The Importance of Market Awareness and Conditions
For project managers, the learning curve can be STEEP
These days, the success or failure of projects can depend as much on the external market factors as internal technical factors. Overruns and delays on multi-billion-dollar projects such as the Gorgon project in Australia and the Northeast Water Purification project in Houston are testaments to how market factors such as commodity prices, regulatory changes, labor conditions, and competition can impact on-time/on-budget project results. On Houston’s Northeast Water Purification project for example, the project manager from the contractor, CDM-Smith, last year said his biggest risk was the potential rise in steel prices due to tariffs imposed by the Trump Administration. This political event resulted in what some have estimated as much as a 78% increase in steel prices over the past 2 years – considerably impacting project economics. Chevron’s Australian Gorgon project, completed in 2017, resulted in a $17bn cost overrun – largely due to poor planning and poor risk management around external market factors such as labor costs and equipment delivery delays.
It is no wonder that for projects big and small, the profession’s leading association, the Project Management Institute (PMI) calls “Market Awareness” a Strategic and Business Management skill for every project manager. In 2015, the PMI formally included it as part of its “Talent Triangle” of skills for the successful project manager.
Staying aware of changing market conditions is more critical than ever for project managers. Yet most project managers have no background or training in the market research or strategic planning core skills needed to stay informed. So how can organizations and individuals begin to equip themselves with these skills? The first step may be to start with a “framework” for understanding the external environment.
STEEP, a framework for every project manager
STEEP is an acronym for Social, Technological, Economic, Environmental and Political trends. Strategic planners and futurists have used this framework for years because of its simplicity and comprehensive span of topics. Project managers can also benefit by looking at the world through the lens of each of the 5 STEEP areas. In this way, they can train themselves to identify critical trends in the popular media, technical press, trade shows, research papers, and interactions with influential trendsetters. To get project managers on the right track, upper management should stress the importance of reading non-technical publications and getting outside of their project bubble through networking in technical, political and social circles of societal influencers.

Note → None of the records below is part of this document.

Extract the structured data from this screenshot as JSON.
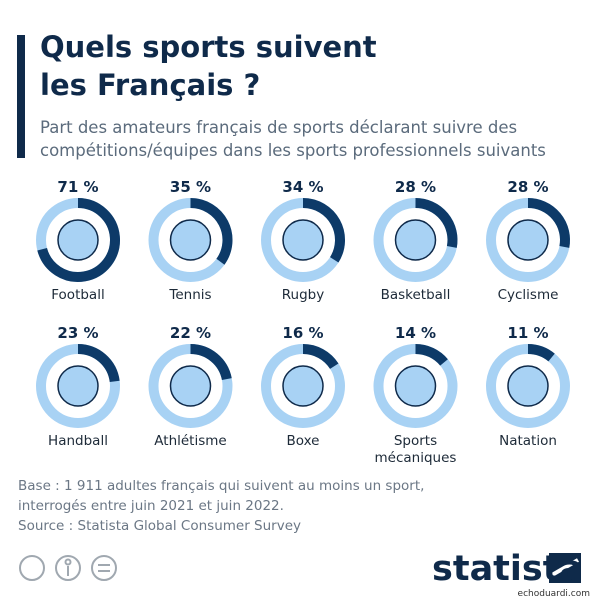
{
  "title_lines": [
    "Quels sports suivent",
    "les Français ?"
  ],
  "subtitle_lines": [
    "Part des amateurs français de sports déclarant suivre des",
    "compétitions/équipes dans les sports professionnels suivants"
  ],
  "chart_data": {
    "type": "donut",
    "categories": [
      "Football",
      "Tennis",
      "Rugby",
      "Basketball",
      "Cyclisme",
      "Handball",
      "Athlétisme",
      "Boxe",
      "Sports mécaniques",
      "Natation"
    ],
    "values": [
      71,
      35,
      34,
      28,
      28,
      23,
      22,
      16,
      14,
      11
    ],
    "value_labels": [
      "71 %",
      "35 %",
      "34 %",
      "28 %",
      "28 %",
      "23 %",
      "22 %",
      "16 %",
      "14 %",
      "11 %"
    ],
    "color": "#0d3a68",
    "track_color": "#a8d2f4"
  },
  "note_lines": [
    "Base : 1 911 adultes français qui suivent au moins un sport,",
    "interrogés entre juin 2021 et juin 2022."
  ],
  "source": "Source : Statista Global Consumer Survey",
  "brand": "statista",
  "watermark": "echoduardi.com"
}
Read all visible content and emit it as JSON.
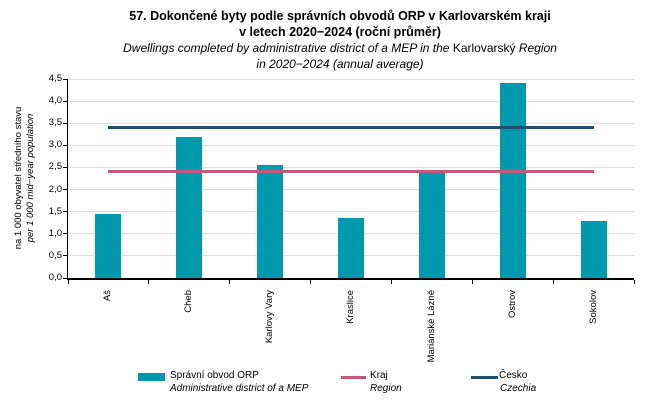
{
  "title": {
    "line1": "57. Dokončené byty podle správních obvodů ORP v Karlovarském kraji",
    "line2": "v letech 2020−2024 (roční průměr)",
    "subtitle": {
      "part1_italic": "Dwellings completed by administrative district of a MEP in the ",
      "part2_upright": "Karlovarský",
      "part3_italic": " Region",
      "line2_italic": "in 2020−2024 (annual average)"
    }
  },
  "y_axis": {
    "title_cs": "na 1 000 obyvatel středního stavu",
    "title_en": "per 1 000 mid−year population",
    "tick_labels": [
      "0,0",
      "0,5",
      "1,0",
      "1,5",
      "2,0",
      "2,5",
      "3,0",
      "3,5",
      "4,0",
      "4,5"
    ]
  },
  "legend": [
    {
      "swatch": "bar",
      "color": "#0099AD",
      "label_cs": "Správní obvod ORP",
      "label_en": "Administrative district of a MEP"
    },
    {
      "swatch": "line",
      "color": "#C4597F",
      "label_cs": "Kraj",
      "label_en": "Region"
    },
    {
      "swatch": "line",
      "color": "#1F4F6E",
      "label_cs": "Česko",
      "label_en": "Czechia"
    }
  ],
  "chart_data": {
    "type": "bar",
    "title": "57. Dokončené byty podle správních obvodů ORP v Karlovarském kraji v letech 2020−2024 (roční průměr)",
    "subtitle_en": "Dwellings completed by administrative district of a MEP in the Karlovarský Region in 2020−2024 (annual average)",
    "categories": [
      "Aš",
      "Cheb",
      "Karlovy Vary",
      "Kraslice",
      "Mariánské Lázně",
      "Ostrov",
      "Sokolov"
    ],
    "series": [
      {
        "name": "Správní obvod ORP / Administrative district of a MEP",
        "type": "bar",
        "color": "#0099AD",
        "values": [
          1.45,
          3.2,
          2.55,
          1.35,
          2.45,
          4.4,
          1.3
        ]
      },
      {
        "name": "Kraj / Region",
        "type": "reference-line",
        "color": "#C4597F",
        "value": 2.4
      },
      {
        "name": "Česko / Czechia",
        "type": "reference-line",
        "color": "#1F4F6E",
        "value": 3.4
      }
    ],
    "ylabel": "na 1 000 obyvatel středního stavu / per 1 000 mid−year population",
    "xlabel": "",
    "ylim": [
      0,
      4.5
    ],
    "ytick_step": 0.5,
    "grid": "horizontal",
    "legend_position": "bottom"
  }
}
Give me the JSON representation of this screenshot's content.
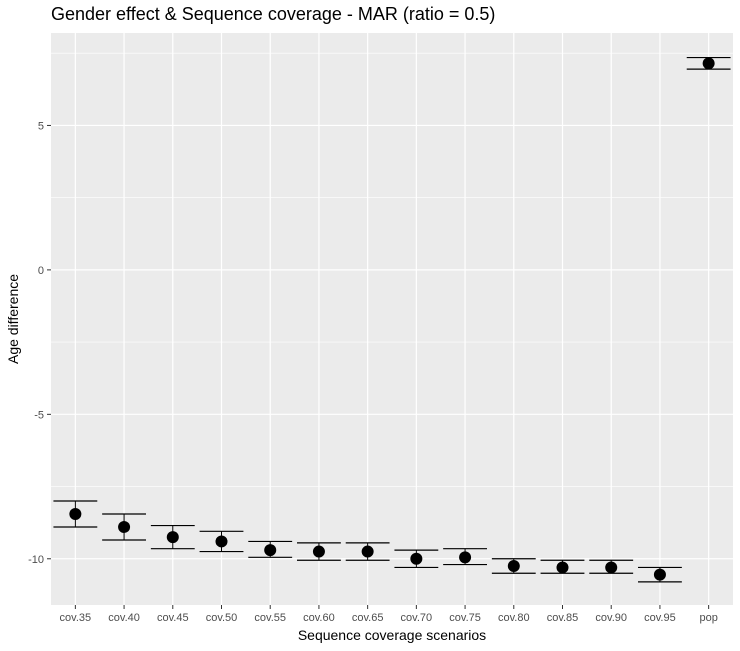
{
  "chart_data": {
    "type": "scatter",
    "title": "Gender effect & Sequence coverage - MAR (ratio = 0.5)",
    "xlabel": "Sequence coverage scenarios",
    "ylabel": "Age difference",
    "categories": [
      "cov.35",
      "cov.40",
      "cov.45",
      "cov.50",
      "cov.55",
      "cov.60",
      "cov.65",
      "cov.70",
      "cov.75",
      "cov.80",
      "cov.85",
      "cov.90",
      "cov.95",
      "pop"
    ],
    "values": [
      -8.45,
      -8.9,
      -9.25,
      -9.4,
      -9.7,
      -9.75,
      -9.75,
      -10.0,
      -9.95,
      -10.25,
      -10.3,
      -10.3,
      -10.55,
      7.15
    ],
    "lower": [
      -8.9,
      -9.35,
      -9.65,
      -9.75,
      -9.95,
      -10.05,
      -10.05,
      -10.3,
      -10.2,
      -10.5,
      -10.5,
      -10.5,
      -10.8,
      6.95
    ],
    "upper": [
      -8.0,
      -8.45,
      -8.85,
      -9.05,
      -9.4,
      -9.45,
      -9.45,
      -9.7,
      -9.65,
      -10.0,
      -10.05,
      -10.05,
      -10.3,
      7.35
    ],
    "ylim": [
      -11.6,
      8.2
    ],
    "yticks": [
      5,
      0,
      -5,
      -10
    ],
    "ytick_labels": [
      "5",
      "0",
      "-5",
      "-10"
    ],
    "grid": true,
    "colors": {
      "panel": "#ebebeb",
      "grid": "#ffffff",
      "point": "#000000"
    }
  }
}
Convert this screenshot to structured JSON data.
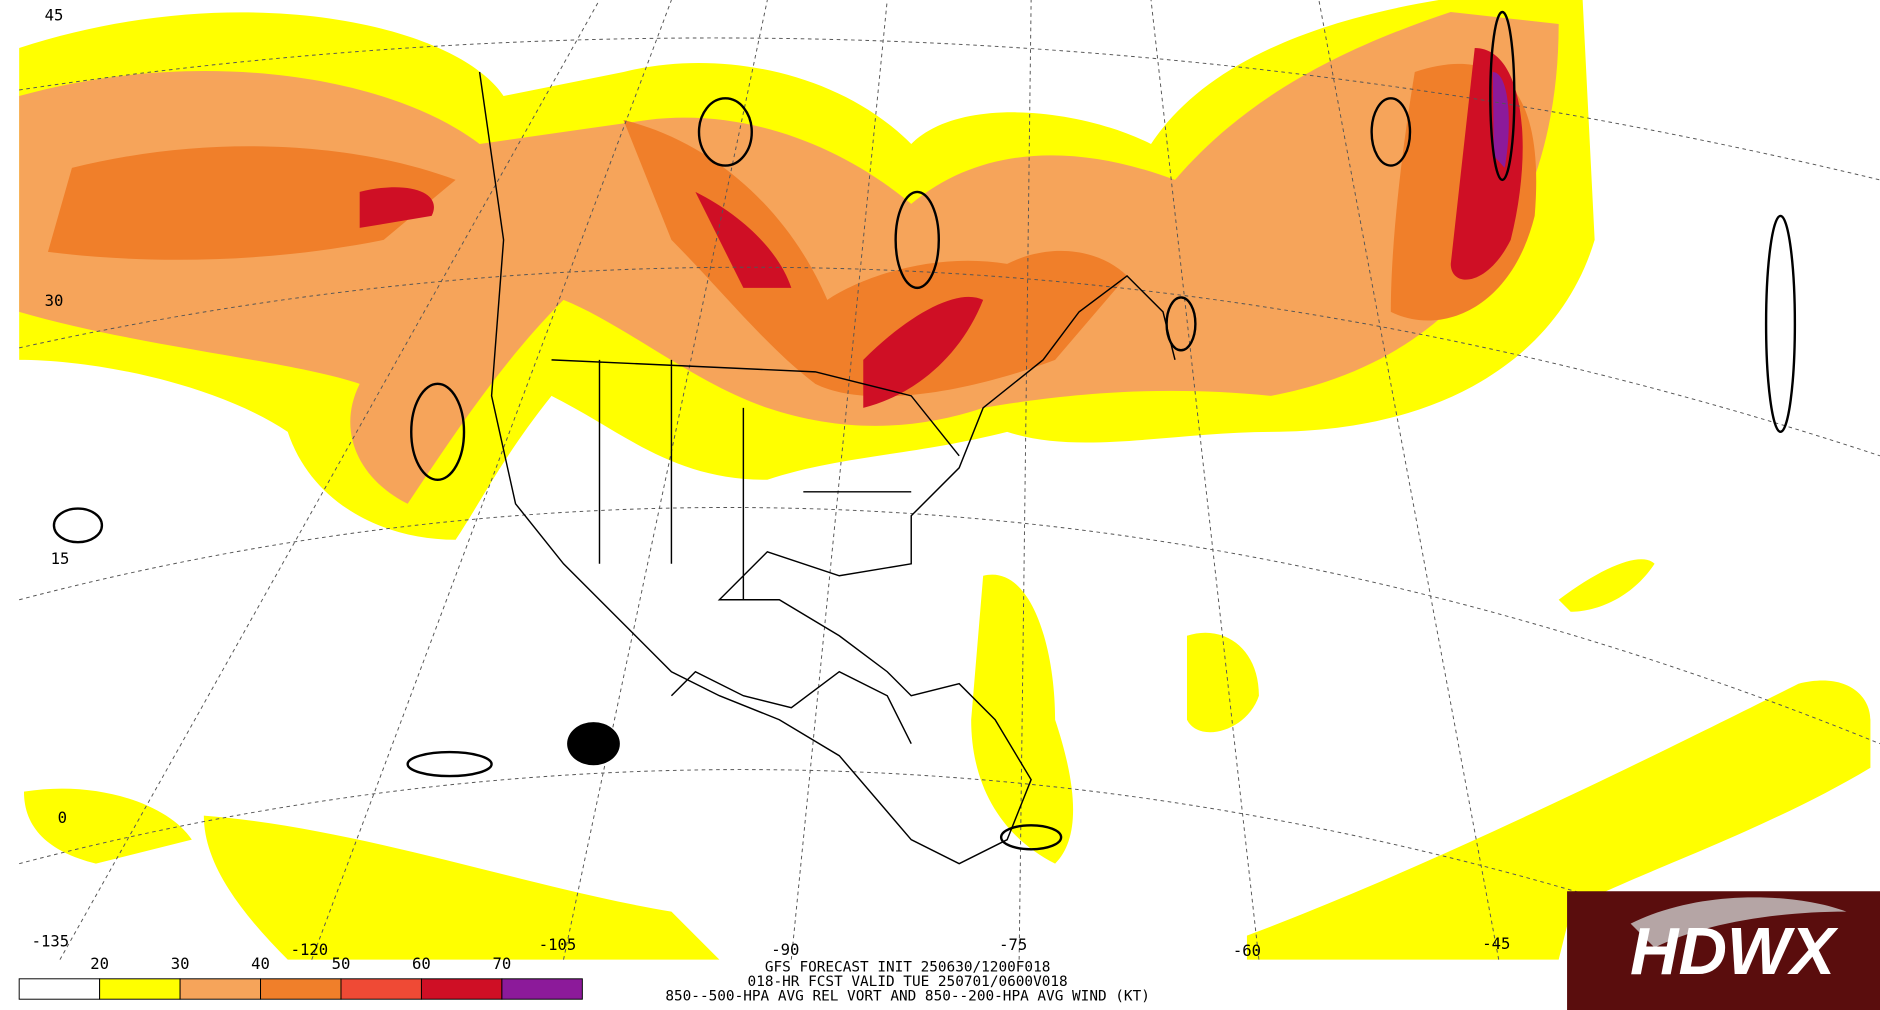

Critical Factor Analysis, the focus of STEEP attention
A thorough STEEP monitoring is tough enough if a project manager did not have a full-time job managing the project! But today there are so many things trending that the STEEP activity can become overwhelming for the PM if their scanning is not focused. Thus, their focus should be on things that are truly the levers of success or failure for their project. You might call these things to monitor, “Critical Factors.” By analyzing the project budget to identify the “critical few” drivers for cost savings or overruns, project managers can focus their STEEP attention on what really matters. Critical Factor analysis is a form of project risk analysis. This can be as simple as sorting line items in a spreadsheet to as complex as performing a Monte Carlo simulation to determine the “sensitivity” of various factors displayed in a “tornado chart.”